Five years ago I was introduced to Magnetic Polydron. This was particularly good for the younger child, they could produce 3D shapes instantly without having to learn how to click pieces together - it was an instant hit. Some children want to just create, others like to look at the pictures and create what they see. Translating a 2D image into a 3D reality is an important skill that so often is not developed.
Magnetic Polydron was an instant hit with me as well. By being able to construct shapes quickly, I am more able to engage children in conversation. Sometimes these conversations may be simply around the number of edges or vertices a shape may have, or it may be around concepts like regularity and proof - there's something lovely about discussing the Platonic solids with a 10 year old and seeing that they get it. There's an even warmer feeling when you see the same pupil telling someone else!

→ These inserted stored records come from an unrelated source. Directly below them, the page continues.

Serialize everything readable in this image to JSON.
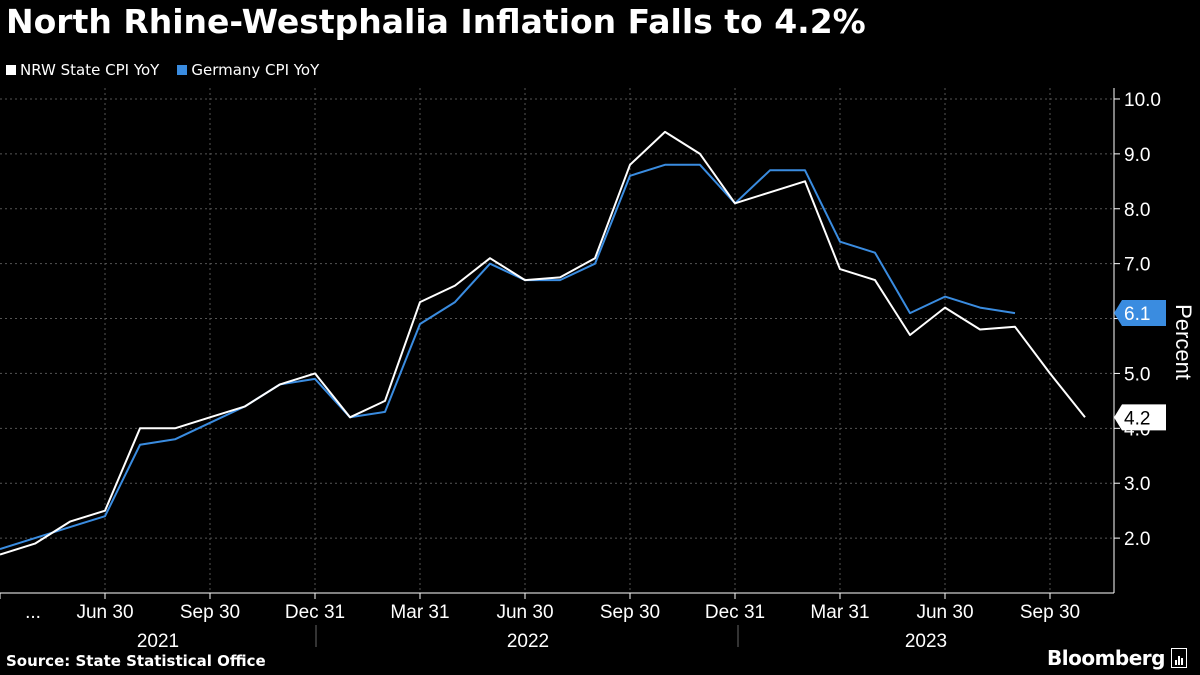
{
  "header": {
    "title": "North Rhine-Westphalia Inflation Falls to 4.2%"
  },
  "colors": {
    "background": "#000000",
    "nrw": "#ffffff",
    "germany": "#3a8ce0",
    "grid": "#555555"
  },
  "chart_data": {
    "type": "line",
    "title": "North Rhine-Westphalia Inflation Falls to 4.2%",
    "ylabel": "Percent",
    "xlabel": "",
    "ylim": [
      1.0,
      10.2
    ],
    "yticks": [
      "2.0",
      "3.0",
      "4.0",
      "5.0",
      "6.0",
      "7.0",
      "8.0",
      "9.0",
      "10.0"
    ],
    "xticks": [
      "...",
      "Jun 30",
      "Sep 30",
      "Dec 31",
      "Mar 31",
      "Jun 30",
      "Sep 30",
      "Dec 31",
      "Mar 31",
      "Jun 30",
      "Sep 30"
    ],
    "year_labels": [
      "2021",
      "2022",
      "2023"
    ],
    "grid": true,
    "legend_position": "top-left",
    "x": [
      "2021-03",
      "2021-04",
      "2021-05",
      "2021-06",
      "2021-07",
      "2021-08",
      "2021-09",
      "2021-10",
      "2021-11",
      "2021-12",
      "2022-01",
      "2022-02",
      "2022-03",
      "2022-04",
      "2022-05",
      "2022-06",
      "2022-07",
      "2022-08",
      "2022-09",
      "2022-10",
      "2022-11",
      "2022-12",
      "2023-01",
      "2023-02",
      "2023-03",
      "2023-04",
      "2023-05",
      "2023-06",
      "2023-07",
      "2023-08",
      "2023-09",
      "2023-10"
    ],
    "series": [
      {
        "name": "NRW State CPI YoY",
        "color": "#ffffff",
        "values": [
          1.7,
          1.9,
          2.3,
          2.5,
          4.0,
          4.0,
          4.2,
          4.4,
          4.8,
          5.0,
          4.2,
          4.5,
          6.3,
          6.6,
          7.1,
          6.7,
          6.75,
          7.1,
          8.8,
          9.4,
          9.0,
          8.1,
          8.3,
          8.5,
          6.9,
          6.7,
          5.7,
          6.2,
          5.8,
          5.85,
          5.0,
          4.2
        ]
      },
      {
        "name": "Germany CPI YoY",
        "color": "#3a8ce0",
        "values": [
          1.8,
          2.0,
          2.2,
          2.4,
          3.7,
          3.8,
          4.1,
          4.4,
          4.8,
          4.9,
          4.2,
          4.3,
          5.9,
          6.3,
          7.0,
          6.7,
          6.7,
          7.0,
          8.6,
          8.8,
          8.8,
          8.1,
          8.7,
          8.7,
          7.4,
          7.2,
          6.1,
          6.4,
          6.2,
          6.1,
          null,
          null
        ]
      }
    ],
    "last_value_labels": [
      {
        "series": "Germany CPI YoY",
        "text": "6.1",
        "value": 6.1
      },
      {
        "series": "NRW State CPI YoY",
        "text": "4.2",
        "value": 4.2
      }
    ]
  },
  "footer": {
    "source": "Source: State Statistical Office",
    "brand": "Bloomberg"
  }
}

I spend around 70 days in schools a year with Maths in a Suitcase. Around 12,000 children engage with my Magnetic Polydron set, or to put it another way, that's 350-400 hours of continuous use! It is mostly 5 years old, still looks good, it doesn't wear out, though it needs topping up occasionally. Why am I so enthusiastic about Magnetic Polydron? Because:
- it works - both physically and intellectually
- it feels good (it allows me to introduce words like 'ergonomic'!)
- it's safe - I have put it in a vice, hit it with a hammer, it doesn't break or chip
It goes without saying that Magnetic Polydron will continue to be important part of Maths in a Suitcase. However, I am now very excited because I am going to include a Magnetic Polydron activity in my Science in a Suitcase - hands on science road-show. The recent introduction of the hexagon means that I can put together an exhibit around the Buckminsterfullerine, so-called buckyball, or C60 molecule (and also talk about football !).